Issue is still being worked. I finally have hardware that I can test this issue on.
Comment 27 Zoltan Hidvegi 2007-07-18 09:00:39 UTC
I've recently upgraded to 2.6.21.6 (Debian/unstable kernel) (from 2.6.18) on my X60, and the problem is back.  My hardware is X60 with 945GM chipset.  I've also upgraded to version 2.1.0 xserver-xorg-video-intel driver, but I was upgrading the kernel and the driver more or less the same time, I'm not sure what effect that had.  With 2.6.18 and the old i810 video driver, I got slow but steady ping with around 20ms roundtrip times.  Now it's back to alternating 1000ms / 0.5ms when pinged from a remote host.

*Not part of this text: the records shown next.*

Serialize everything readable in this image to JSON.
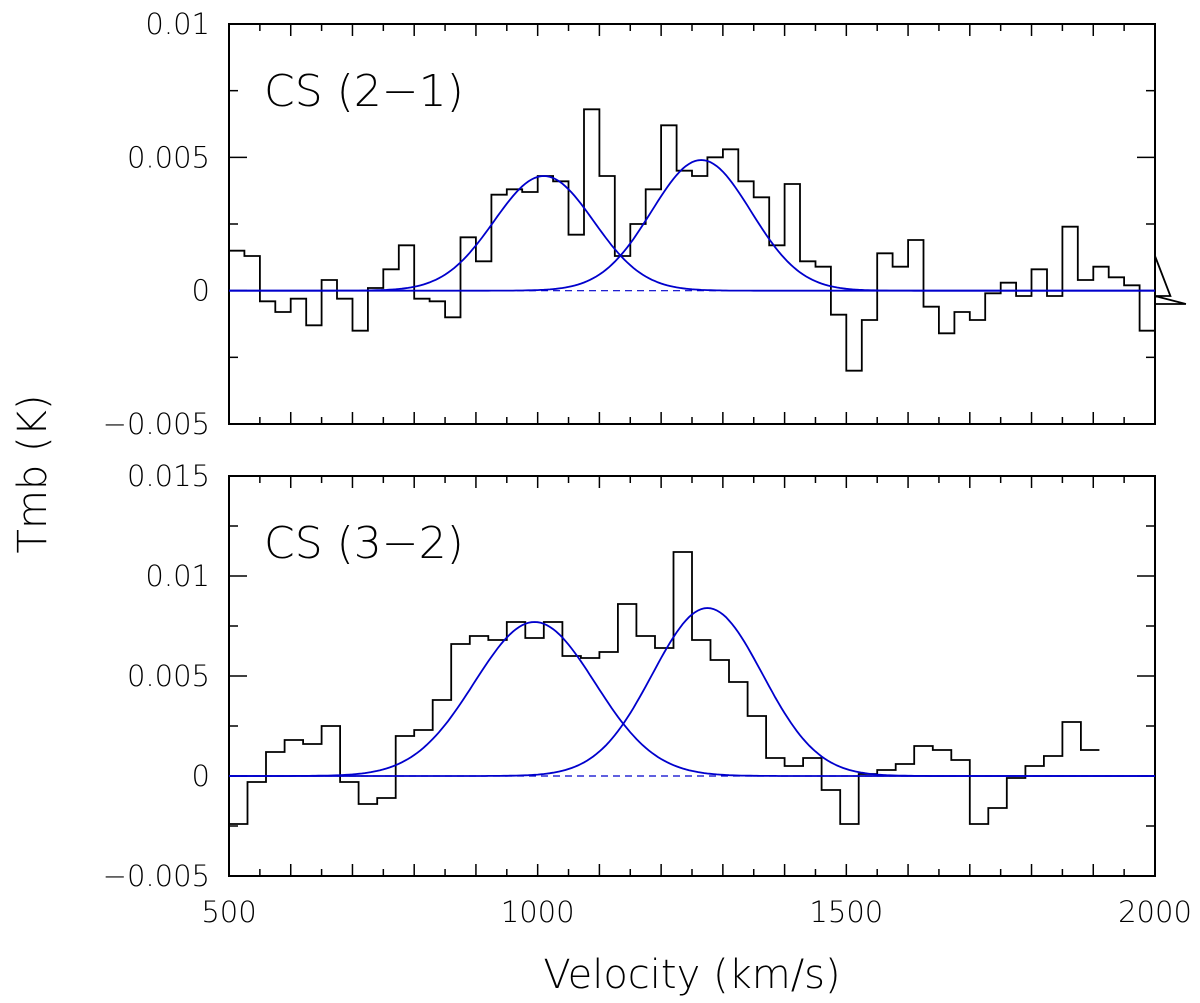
{
  "chart_data": {
    "type": "line",
    "figure": {
      "xlabel": "Velocity (km/s)",
      "ylabel": "Tmb (K)",
      "xlim": [
        500,
        2000
      ],
      "x_ticks": [
        500,
        1000,
        1500,
        2000
      ],
      "x_tick_labels": [
        "500",
        "1000",
        "1500",
        "2000"
      ]
    },
    "panels": [
      {
        "label": "CS (2−1)",
        "ylim": [
          -0.005,
          0.01
        ],
        "y_ticks": [
          -0.005,
          0,
          0.005,
          0.01
        ],
        "y_tick_labels": [
          "−0.005",
          "0",
          "0.005",
          "0.01"
        ],
        "spectrum": {
          "style": "histogram",
          "color": "#000000",
          "channel_width_kms": 25,
          "x_start": 500,
          "values": [
            0.0015,
            0.0013,
            -0.0004,
            -0.0008,
            -0.0003,
            -0.0013,
            0.0004,
            -0.0003,
            -0.0015,
            0.0001,
            0.0008,
            0.0017,
            -0.0003,
            -0.0004,
            -0.001,
            0.002,
            0.0011,
            0.0036,
            0.0038,
            0.0037,
            0.0043,
            0.0041,
            0.0021,
            0.0068,
            0.0043,
            0.0013,
            0.0025,
            0.0038,
            0.0062,
            0.0045,
            0.0043,
            0.005,
            0.0053,
            0.0041,
            0.0035,
            0.0017,
            0.004,
            0.0011,
            0.0009,
            -0.0009,
            -0.003,
            -0.0011,
            0.0014,
            0.0009,
            0.0019,
            -0.0006,
            -0.0016,
            -0.0008,
            -0.0011,
            -0.0001,
            0.0003,
            -0.0002,
            0.0008,
            -0.0002,
            0.0024,
            0.0004,
            0.0009,
            0.0005,
            0.0002,
            -0.0015,
            0.0013,
            -0.0002,
            -0.0005
          ]
        },
        "fits": [
          {
            "amplitude": 0.0043,
            "center": 1010,
            "fwhm": 190,
            "color": "#0000cc"
          },
          {
            "amplitude": 0.0049,
            "center": 1265,
            "fwhm": 190,
            "color": "#0000cc"
          }
        ],
        "baseline": {
          "value": 0,
          "color": "#0000cc"
        }
      },
      {
        "label": "CS (3−2)",
        "ylim": [
          -0.005,
          0.015
        ],
        "y_ticks": [
          -0.005,
          0,
          0.005,
          0.01,
          0.015
        ],
        "y_tick_labels": [
          "−0.005",
          "0",
          "0.005",
          "0.01",
          "0.015"
        ],
        "spectrum": {
          "style": "histogram",
          "color": "#000000",
          "channel_width_kms": 30,
          "x_start": 500,
          "values": [
            -0.0024,
            -0.0003,
            0.0012,
            0.0018,
            0.0016,
            0.0025,
            -0.0003,
            -0.0014,
            -0.0011,
            0.002,
            0.0023,
            0.0038,
            0.0066,
            0.007,
            0.0068,
            0.0077,
            0.0069,
            0.0077,
            0.006,
            0.0059,
            0.0062,
            0.0086,
            0.007,
            0.0064,
            0.0112,
            0.0068,
            0.0058,
            0.0047,
            0.003,
            0.0009,
            0.0005,
            0.0009,
            -0.0007,
            -0.0024,
            0.0001,
            0.0003,
            0.0006,
            0.0015,
            0.0013,
            0.0008,
            -0.0024,
            -0.0016,
            -0.0001,
            0.0005,
            0.001,
            0.0027,
            0.0013
          ]
        },
        "fits": [
          {
            "amplitude": 0.0077,
            "center": 995,
            "fwhm": 230,
            "color": "#0000cc"
          },
          {
            "amplitude": 0.0084,
            "center": 1275,
            "fwhm": 210,
            "color": "#0000cc"
          }
        ],
        "baseline": {
          "value": 0,
          "color": "#0000cc"
        }
      }
    ]
  }
}
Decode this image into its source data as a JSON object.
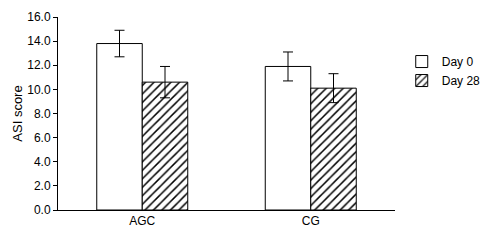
{
  "chart_data": {
    "type": "bar",
    "y_label": "ASI score",
    "categories": [
      "AGC",
      "CG"
    ],
    "series": [
      {
        "name": "Day 0",
        "color": "#ffffff",
        "marker": "solid",
        "values": [
          13.8,
          11.9
        ],
        "errors": [
          1.1,
          1.2
        ]
      },
      {
        "name": "Day 28",
        "color": "#ffffff",
        "marker": "hatched",
        "values": [
          10.6,
          10.1
        ],
        "errors": [
          1.3,
          1.2
        ]
      }
    ],
    "ylim": [
      0,
      16
    ],
    "yticks": [
      {
        "value": 0,
        "label": "0.0"
      },
      {
        "value": 2,
        "label": "2.0"
      },
      {
        "value": 4,
        "label": "4.0"
      },
      {
        "value": 6,
        "label": "6.0"
      },
      {
        "value": 8,
        "label": "8.0"
      },
      {
        "value": 10,
        "label": "10.0"
      },
      {
        "value": 12,
        "label": "12.0"
      },
      {
        "value": 14,
        "label": "14.0"
      },
      {
        "value": 16,
        "label": "16.0"
      }
    ],
    "grid": false,
    "legend": "right"
  }
}
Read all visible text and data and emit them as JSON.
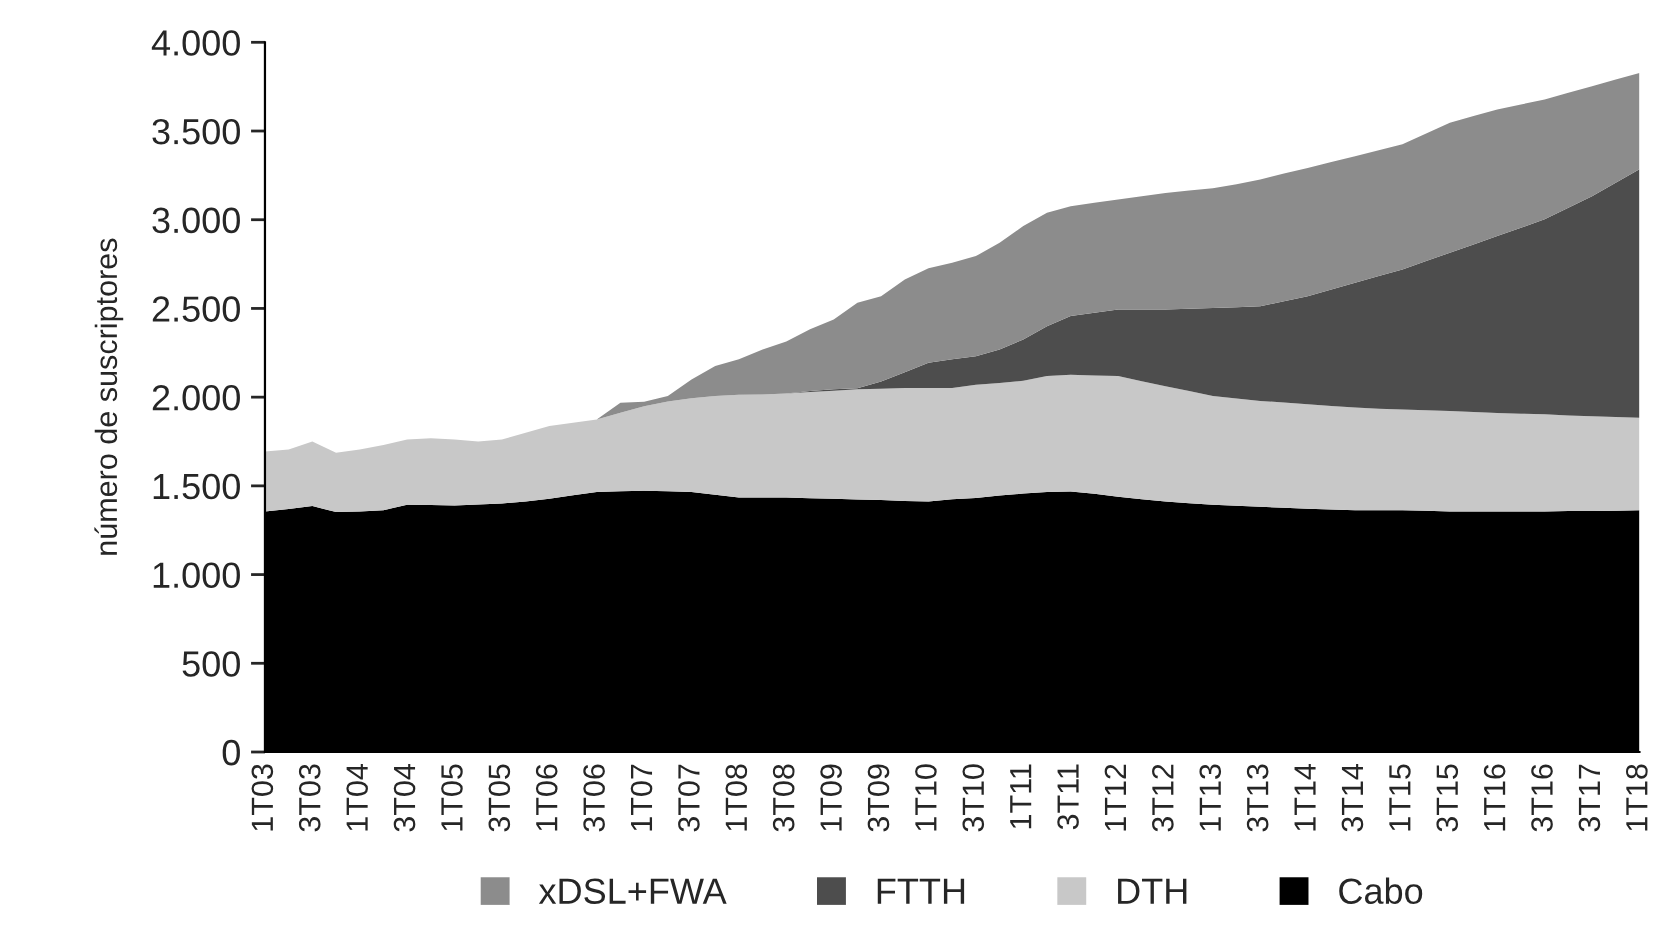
{
  "chart_data": {
    "type": "area",
    "stacked": true,
    "ylabel": "número de suscriptores",
    "categories": [
      "1T03",
      null,
      "3T03",
      null,
      "1T04",
      null,
      "3T04",
      null,
      "1T05",
      null,
      "3T05",
      null,
      "1T06",
      null,
      "3T06",
      null,
      "1T07",
      null,
      "3T07",
      null,
      "1T08",
      null,
      "3T08",
      null,
      "1T09",
      null,
      "3T09",
      null,
      "1T10",
      null,
      "3T10",
      null,
      "1T11",
      null,
      "3T11",
      null,
      "1T12",
      null,
      "3T12",
      null,
      "1T13",
      null,
      "3T13",
      null,
      "1T14",
      null,
      "3T14",
      null,
      "1T15",
      null,
      "3T15",
      null,
      "1T16",
      null,
      "3T16",
      null,
      "3T17",
      null,
      "1T18"
    ],
    "series": [
      {
        "name": "Cabo",
        "color": "#000000",
        "values": [
          1356,
          1370,
          1386,
          1352,
          1355,
          1363,
          1393,
          1392,
          1390,
          1395,
          1401,
          1412,
          1427,
          1447,
          1465,
          1470,
          1472,
          1470,
          1465,
          1450,
          1435,
          1435,
          1435,
          1430,
          1427,
          1423,
          1420,
          1415,
          1412,
          1424,
          1431,
          1445,
          1457,
          1466,
          1468,
          1455,
          1439,
          1425,
          1412,
          1402,
          1393,
          1388,
          1382,
          1376,
          1371,
          1367,
          1363,
          1363,
          1363,
          1360,
          1356,
          1356,
          1356,
          1356,
          1356,
          1358,
          1358,
          1360,
          1363
        ]
      },
      {
        "name": "DTH",
        "color": "#c8c8c8",
        "values": [
          338,
          335,
          364,
          334,
          350,
          368,
          368,
          377,
          371,
          355,
          360,
          387,
          410,
          409,
          409,
          442,
          477,
          505,
          529,
          556,
          579,
          580,
          585,
          599,
          609,
          621,
          628,
          636,
          639,
          627,
          639,
          635,
          635,
          653,
          658,
          667,
          680,
          665,
          650,
          632,
          613,
          604,
          597,
          594,
          589,
          583,
          578,
          572,
          567,
          566,
          566,
          560,
          555,
          551,
          547,
          539,
          534,
          528,
          521
        ]
      },
      {
        "name": "FTTH",
        "color": "#4d4d4d",
        "values": [
          0,
          0,
          0,
          0,
          0,
          0,
          0,
          0,
          0,
          0,
          0,
          0,
          0,
          0,
          0,
          0,
          0,
          0,
          0,
          0,
          0,
          0,
          0,
          5,
          8,
          6,
          40,
          90,
          143,
          162,
          161,
          189,
          233,
          281,
          331,
          353,
          375,
          404,
          432,
          464,
          496,
          515,
          534,
          570,
          609,
          657,
          704,
          748,
          790,
          841,
          892,
          945,
          997,
          1048,
          1099,
          1171,
          1241,
          1320,
          1400
        ]
      },
      {
        "name": "xDSL+FWA",
        "color": "#8c8c8c",
        "values": [
          0,
          0,
          0,
          0,
          0,
          0,
          0,
          0,
          0,
          0,
          0,
          0,
          0,
          0,
          0,
          56,
          25,
          31,
          106,
          169,
          199,
          254,
          294,
          348,
          394,
          482,
          481,
          522,
          533,
          544,
          564,
          601,
          639,
          639,
          619,
          620,
          620,
          638,
          657,
          667,
          676,
          693,
          714,
          720,
          722,
          718,
          713,
          709,
          706,
          719,
          732,
          724,
          713,
          695,
          675,
          647,
          619,
          582,
          543
        ]
      }
    ],
    "ylim": [
      0,
      4000
    ],
    "yticks": [
      0,
      500,
      {
        "value": 1000,
        "label": "1.000"
      },
      {
        "value": 1500,
        "label": "1.500"
      },
      {
        "value": 2000,
        "label": "2.000"
      },
      {
        "value": 2500,
        "label": "2.500"
      },
      {
        "value": 3000,
        "label": "3.000"
      },
      {
        "value": 3500,
        "label": "3.500"
      },
      {
        "value": 4000,
        "label": "4.000"
      }
    ],
    "legend": "bottom",
    "grid": false
  }
}
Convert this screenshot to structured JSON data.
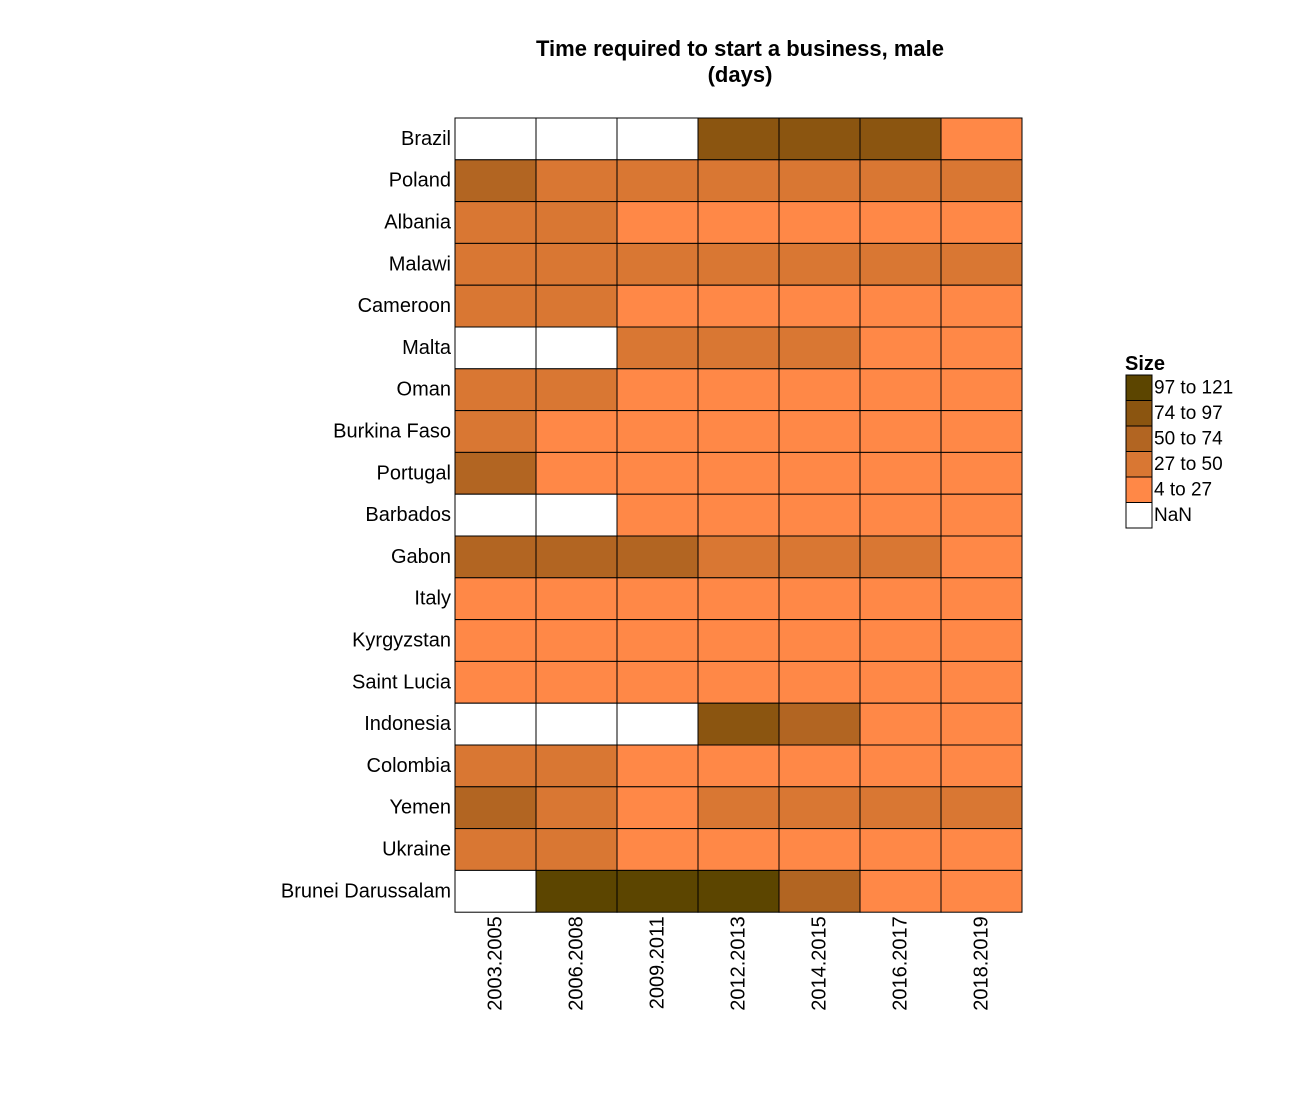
{
  "chart_data": {
    "type": "heatmap",
    "title_lines": [
      "Time required to start a business, male",
      "(days)"
    ],
    "columns": [
      "2003.2005",
      "2006.2008",
      "2009.2011",
      "2012.2013",
      "2014.2015",
      "2016.2017",
      "2018.2019"
    ],
    "rows": [
      "Brazil",
      "Poland",
      "Albania",
      "Malawi",
      "Cameroon",
      "Malta",
      "Oman",
      "Burkina Faso",
      "Portugal",
      "Barbados",
      "Gabon",
      "Italy",
      "Kyrgyzstan",
      "Saint Lucia",
      "Indonesia",
      "Colombia",
      "Yemen",
      "Ukraine",
      "Brunei Darussalam"
    ],
    "cells": [
      [
        "NaN",
        "NaN",
        "NaN",
        "74 to 97",
        "74 to 97",
        "74 to 97",
        "4 to 27"
      ],
      [
        "50 to 74",
        "27 to 50",
        "27 to 50",
        "27 to 50",
        "27 to 50",
        "27 to 50",
        "27 to 50"
      ],
      [
        "27 to 50",
        "27 to 50",
        "4 to 27",
        "4 to 27",
        "4 to 27",
        "4 to 27",
        "4 to 27"
      ],
      [
        "27 to 50",
        "27 to 50",
        "27 to 50",
        "27 to 50",
        "27 to 50",
        "27 to 50",
        "27 to 50"
      ],
      [
        "27 to 50",
        "27 to 50",
        "4 to 27",
        "4 to 27",
        "4 to 27",
        "4 to 27",
        "4 to 27"
      ],
      [
        "NaN",
        "NaN",
        "27 to 50",
        "27 to 50",
        "27 to 50",
        "4 to 27",
        "4 to 27"
      ],
      [
        "27 to 50",
        "27 to 50",
        "4 to 27",
        "4 to 27",
        "4 to 27",
        "4 to 27",
        "4 to 27"
      ],
      [
        "27 to 50",
        "4 to 27",
        "4 to 27",
        "4 to 27",
        "4 to 27",
        "4 to 27",
        "4 to 27"
      ],
      [
        "50 to 74",
        "4 to 27",
        "4 to 27",
        "4 to 27",
        "4 to 27",
        "4 to 27",
        "4 to 27"
      ],
      [
        "NaN",
        "NaN",
        "4 to 27",
        "4 to 27",
        "4 to 27",
        "4 to 27",
        "4 to 27"
      ],
      [
        "50 to 74",
        "50 to 74",
        "50 to 74",
        "27 to 50",
        "27 to 50",
        "27 to 50",
        "4 to 27"
      ],
      [
        "4 to 27",
        "4 to 27",
        "4 to 27",
        "4 to 27",
        "4 to 27",
        "4 to 27",
        "4 to 27"
      ],
      [
        "4 to 27",
        "4 to 27",
        "4 to 27",
        "4 to 27",
        "4 to 27",
        "4 to 27",
        "4 to 27"
      ],
      [
        "4 to 27",
        "4 to 27",
        "4 to 27",
        "4 to 27",
        "4 to 27",
        "4 to 27",
        "4 to 27"
      ],
      [
        "NaN",
        "NaN",
        "NaN",
        "74 to 97",
        "50 to 74",
        "4 to 27",
        "4 to 27"
      ],
      [
        "27 to 50",
        "27 to 50",
        "4 to 27",
        "4 to 27",
        "4 to 27",
        "4 to 27",
        "4 to 27"
      ],
      [
        "50 to 74",
        "27 to 50",
        "4 to 27",
        "27 to 50",
        "27 to 50",
        "27 to 50",
        "27 to 50"
      ],
      [
        "27 to 50",
        "27 to 50",
        "4 to 27",
        "4 to 27",
        "4 to 27",
        "4 to 27",
        "4 to 27"
      ],
      [
        "NaN",
        "97 to 121",
        "97 to 121",
        "97 to 121",
        "50 to 74",
        "4 to 27",
        "4 to 27"
      ]
    ],
    "legend": {
      "title": "Size",
      "placement": "right",
      "items": [
        {
          "label": "97 to 121",
          "color": "#5c4500"
        },
        {
          "label": "74 to 97",
          "color": "#8b5510"
        },
        {
          "label": "50 to 74",
          "color": "#b26522"
        },
        {
          "label": "27 to 50",
          "color": "#d97733"
        },
        {
          "label": "4 to 27",
          "color": "#ff8847"
        },
        {
          "label": "NaN",
          "color": "#ffffff"
        }
      ]
    },
    "grid": false
  }
}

Comment 28 gagarine 2007-10-12 02:02:11 UTC
With kernel 2.6.22 (Gusty) I have slow ping too with a fresh install.
Comment 29 Nikolay Ulyanitsky 2007-10-31 08:32:36 UTC
X60
Fedora 7
Kernel 2.6.23.1 from updates
Bios v2.12
Bug not fixed.

RxIntDelay=8 fix the problem
Comment 30 Auke Kok 2007-11-13 10:49:17 UTC
The final fix (disabling L1 ASPM completely) was merged in jgarzik/netdev-2.6 #upstream as of this week.

please test and confirm. I'll set this bug to close.